Dec. 9th, 2009

lifeaslizzie: (Default)
1. I like the noise the snow is making, hitting the window and the aluminum-like box that covers an empty space where an air conditioner should be, in our bedroom. (I feel like that wording killed the whole thought, but I don't know how else to describe this damn thing that sticks out of our wall. Man, is it an eyesore.)

2. I called out of work today, and even though I have no voice and there is no question that it's a valid excuse, I STILL feel guilty. I guess I don't feel as bad because it was Linda who answered the phone, and Linda who was in charge, and Linda is my unit manager and we're like peas in a pod. She's the one who talked me up to Vivian so I could get my switched shift. Anyway, I am thankful to have some time to rest and hopefully get this crap out of my system, or at least down a notch (I hope).

I've had a fever now for 3 days, though this morning and yesterday, it mostly hovered around 99 degrees, so that's not terrible. Now there's also coughing up yellow gunk, congestion, sore throat, and laryngitis. Yippy skippy.

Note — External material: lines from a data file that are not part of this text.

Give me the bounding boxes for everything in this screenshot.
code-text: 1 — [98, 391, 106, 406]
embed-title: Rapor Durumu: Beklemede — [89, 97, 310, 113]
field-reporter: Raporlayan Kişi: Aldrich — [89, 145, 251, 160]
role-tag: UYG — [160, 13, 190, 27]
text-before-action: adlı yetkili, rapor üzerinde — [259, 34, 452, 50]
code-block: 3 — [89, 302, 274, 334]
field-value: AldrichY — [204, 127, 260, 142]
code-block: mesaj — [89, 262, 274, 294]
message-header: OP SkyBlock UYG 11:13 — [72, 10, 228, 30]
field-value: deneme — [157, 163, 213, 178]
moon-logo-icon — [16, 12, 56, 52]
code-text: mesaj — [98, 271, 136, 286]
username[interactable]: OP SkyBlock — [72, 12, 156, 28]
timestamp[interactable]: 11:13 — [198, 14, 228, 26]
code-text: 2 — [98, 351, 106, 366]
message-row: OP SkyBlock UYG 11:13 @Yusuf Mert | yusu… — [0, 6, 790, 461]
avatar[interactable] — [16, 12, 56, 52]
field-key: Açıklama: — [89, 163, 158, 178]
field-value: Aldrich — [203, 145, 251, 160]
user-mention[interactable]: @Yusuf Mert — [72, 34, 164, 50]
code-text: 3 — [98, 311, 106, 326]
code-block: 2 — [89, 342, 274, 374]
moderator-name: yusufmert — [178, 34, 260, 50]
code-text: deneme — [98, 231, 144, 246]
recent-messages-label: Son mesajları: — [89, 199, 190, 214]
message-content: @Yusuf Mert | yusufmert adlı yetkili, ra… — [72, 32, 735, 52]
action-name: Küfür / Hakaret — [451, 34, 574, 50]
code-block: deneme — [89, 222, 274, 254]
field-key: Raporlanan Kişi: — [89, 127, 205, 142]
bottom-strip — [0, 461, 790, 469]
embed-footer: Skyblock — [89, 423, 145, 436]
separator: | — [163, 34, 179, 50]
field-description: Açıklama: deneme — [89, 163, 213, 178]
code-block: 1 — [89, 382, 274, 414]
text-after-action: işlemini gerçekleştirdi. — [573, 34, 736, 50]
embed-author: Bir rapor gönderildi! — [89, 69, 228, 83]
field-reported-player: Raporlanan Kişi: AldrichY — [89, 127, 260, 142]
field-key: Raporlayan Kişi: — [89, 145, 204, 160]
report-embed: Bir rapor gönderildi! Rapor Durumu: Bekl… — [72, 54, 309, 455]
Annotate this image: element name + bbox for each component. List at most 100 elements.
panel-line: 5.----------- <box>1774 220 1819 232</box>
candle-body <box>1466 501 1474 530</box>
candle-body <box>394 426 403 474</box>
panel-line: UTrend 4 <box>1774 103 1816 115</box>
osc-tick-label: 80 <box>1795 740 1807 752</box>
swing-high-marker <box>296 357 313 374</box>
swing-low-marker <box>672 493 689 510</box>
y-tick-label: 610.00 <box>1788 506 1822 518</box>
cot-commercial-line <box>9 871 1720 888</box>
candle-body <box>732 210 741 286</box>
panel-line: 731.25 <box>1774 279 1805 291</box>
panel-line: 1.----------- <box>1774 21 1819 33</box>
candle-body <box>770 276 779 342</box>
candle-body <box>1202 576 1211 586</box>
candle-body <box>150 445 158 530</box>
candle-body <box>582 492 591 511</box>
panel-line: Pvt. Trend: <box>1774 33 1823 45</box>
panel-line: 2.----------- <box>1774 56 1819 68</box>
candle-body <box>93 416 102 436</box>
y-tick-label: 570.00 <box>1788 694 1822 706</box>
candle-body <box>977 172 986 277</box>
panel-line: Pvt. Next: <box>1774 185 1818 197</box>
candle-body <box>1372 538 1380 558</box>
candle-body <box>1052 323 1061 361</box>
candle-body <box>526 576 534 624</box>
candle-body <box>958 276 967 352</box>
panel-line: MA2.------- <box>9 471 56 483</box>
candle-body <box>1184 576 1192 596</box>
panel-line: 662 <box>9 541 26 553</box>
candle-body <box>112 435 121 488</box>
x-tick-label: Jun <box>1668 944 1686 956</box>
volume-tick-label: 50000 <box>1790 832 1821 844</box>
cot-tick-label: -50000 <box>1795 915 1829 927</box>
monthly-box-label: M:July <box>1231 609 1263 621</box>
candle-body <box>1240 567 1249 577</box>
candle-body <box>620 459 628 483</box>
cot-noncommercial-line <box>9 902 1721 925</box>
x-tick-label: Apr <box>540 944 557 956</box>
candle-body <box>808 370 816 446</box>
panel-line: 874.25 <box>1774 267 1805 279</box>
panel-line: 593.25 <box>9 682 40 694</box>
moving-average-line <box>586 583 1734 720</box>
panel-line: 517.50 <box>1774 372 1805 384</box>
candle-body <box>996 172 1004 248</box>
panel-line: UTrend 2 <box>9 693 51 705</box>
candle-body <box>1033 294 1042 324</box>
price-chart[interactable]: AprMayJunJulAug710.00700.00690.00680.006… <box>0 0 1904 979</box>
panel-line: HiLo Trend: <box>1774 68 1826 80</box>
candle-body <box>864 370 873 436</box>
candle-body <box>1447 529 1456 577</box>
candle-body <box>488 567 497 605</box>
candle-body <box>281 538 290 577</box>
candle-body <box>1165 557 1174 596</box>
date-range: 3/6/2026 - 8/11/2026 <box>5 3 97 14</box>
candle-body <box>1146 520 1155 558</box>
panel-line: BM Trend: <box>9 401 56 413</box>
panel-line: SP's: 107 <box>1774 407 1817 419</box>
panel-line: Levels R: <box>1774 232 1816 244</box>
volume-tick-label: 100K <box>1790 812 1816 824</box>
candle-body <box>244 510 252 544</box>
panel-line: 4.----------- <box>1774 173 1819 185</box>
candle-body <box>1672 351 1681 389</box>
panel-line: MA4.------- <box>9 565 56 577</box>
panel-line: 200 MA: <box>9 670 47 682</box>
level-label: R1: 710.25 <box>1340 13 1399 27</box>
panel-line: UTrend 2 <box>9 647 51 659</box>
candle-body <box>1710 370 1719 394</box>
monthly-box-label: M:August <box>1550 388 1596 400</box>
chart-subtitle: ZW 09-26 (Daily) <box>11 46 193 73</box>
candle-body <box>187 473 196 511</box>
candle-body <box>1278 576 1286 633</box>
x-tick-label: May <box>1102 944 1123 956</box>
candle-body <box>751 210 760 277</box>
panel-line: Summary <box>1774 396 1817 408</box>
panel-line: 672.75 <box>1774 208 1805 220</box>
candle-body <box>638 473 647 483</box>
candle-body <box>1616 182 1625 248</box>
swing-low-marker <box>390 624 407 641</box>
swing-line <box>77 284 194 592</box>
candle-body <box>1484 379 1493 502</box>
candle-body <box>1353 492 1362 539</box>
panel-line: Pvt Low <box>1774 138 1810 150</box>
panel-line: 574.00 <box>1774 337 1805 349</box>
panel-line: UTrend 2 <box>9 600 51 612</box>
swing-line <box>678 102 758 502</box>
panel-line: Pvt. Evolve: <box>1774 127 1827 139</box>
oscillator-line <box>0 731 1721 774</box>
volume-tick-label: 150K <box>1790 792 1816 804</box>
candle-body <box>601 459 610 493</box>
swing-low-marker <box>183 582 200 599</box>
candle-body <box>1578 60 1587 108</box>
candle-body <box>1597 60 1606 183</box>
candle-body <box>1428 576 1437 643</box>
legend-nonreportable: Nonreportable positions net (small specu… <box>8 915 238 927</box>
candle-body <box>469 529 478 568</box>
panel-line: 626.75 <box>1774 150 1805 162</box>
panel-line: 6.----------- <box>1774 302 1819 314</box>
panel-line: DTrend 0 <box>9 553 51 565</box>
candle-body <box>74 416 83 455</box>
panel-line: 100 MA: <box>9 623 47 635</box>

3. I felt so rotten yesterday that I slept most of the morning away, and then I rode in with Cassy to work. I planned on running out quick to get something for Kevin-- He mentioned that he didn't have a snow brush, so I was gonna sneak one into his car and have it waiting for him. However, I didn't want to hold Cassy up because I know she likes to get right home after work, and by then, I agreed. So, I didn't do anything... and poor Kev was asleep when I came home, anyway. Then he woke up and apologized for not doing the dishes, so we agreed to step back a day and catch up. (We are doing our Love Dare book, after watching Fireproof which was pretty terrible and cheesy, but I should have expected that if I had looked closer and seen that Kirk Cameron was involved. Yuck. Anyway, the book is a nice thing to do for 40 days.)

4. I need a NY winter coat. The few things I have hardly qualify. I have one that might make the cut, but it's so un-me that I never wear it. It's a Columbia ski jacket, though it wasn't one of the super expensive ones, cause I wouldn't pay more than $100 for a jacket, and it would have to be KILLER for that. Anyway, I just want some oversized jacket with fake fur around the hood. Like the killer from the Urban Legend movie. Hahaha that will be what I think of every time I see a coat like that.
lifeaslizzie: (Default)
So, how many of you saw the 7-year-old girl, January (Jani), on Oprah recently? She is a severe schizophrenic, and I've spent the last two hours reading her father's blog (http://www.janisjourney.org), watching the video and reading the articles about her from the LA Times, and finding what I could on Oprah's website.

I'm amazed at all these poor parents are struggling with, and it just reinforces something in me. When I was in 9th grade, my best friend was quietly removed from school, finished the year at home with a private tutor, and then shipped off to a private school for the remainder of high school. I later found out she was bulimic, then anorexic, depressed, suicidal, and practiced self-injury. All of these things were a secret that I still feel like I should have picked up on.

From the time I learned this (about junior year), I vowed to learn as much as I possibly could on the subjects. I read, read, read. Even taking the personal issue out of the equation, I find these things to be terribly interesting. My favorite things to read about (non-fiction, that is) include mental illness, eating disorders, and substance abuse.

For the longest time, I wanted to work in a hospital with people who struggle with these things. Now, as a CNA, I am dying to go back to school. I like my job enough, but I know I am cutting myself short-- I am doing work anyone could do, probably killing my back at 23, and making what doesn't even come to $18,000 at the end of the year.

I always said I wouldn't be a nurse because my grandmother was, for a couple years, and she thinks she was God's greatest gift to humanity because of this. (Yet her husband is probably the worst cared-for diabetic you've ever seen in your life. Some nurse she is.) Anyway, I didn't want to listen to the "following in my footsteps" talk, or get the "Finally! You're doing something with your life!" comments. My family is disgusted that I have a 4-year degree and am wasting my time wiping 80- and 90-year-old butts every night at the nursing home. Truth be told, so am I, but this is what happens when you are forced into a major you don't like!

I feel like catching this family's story was just another point in the right direction. I believe I am going to go back to school, and I believe I will be an RN. I believe I will work in a hospital or a rehab clinic for eating disorders or substance abuse, preferably somewhere warm! I believe that all of those pieces fit together for a reason, and whether it's soon or down the road a ways, I am looking forward to getting my foot in where it belongs.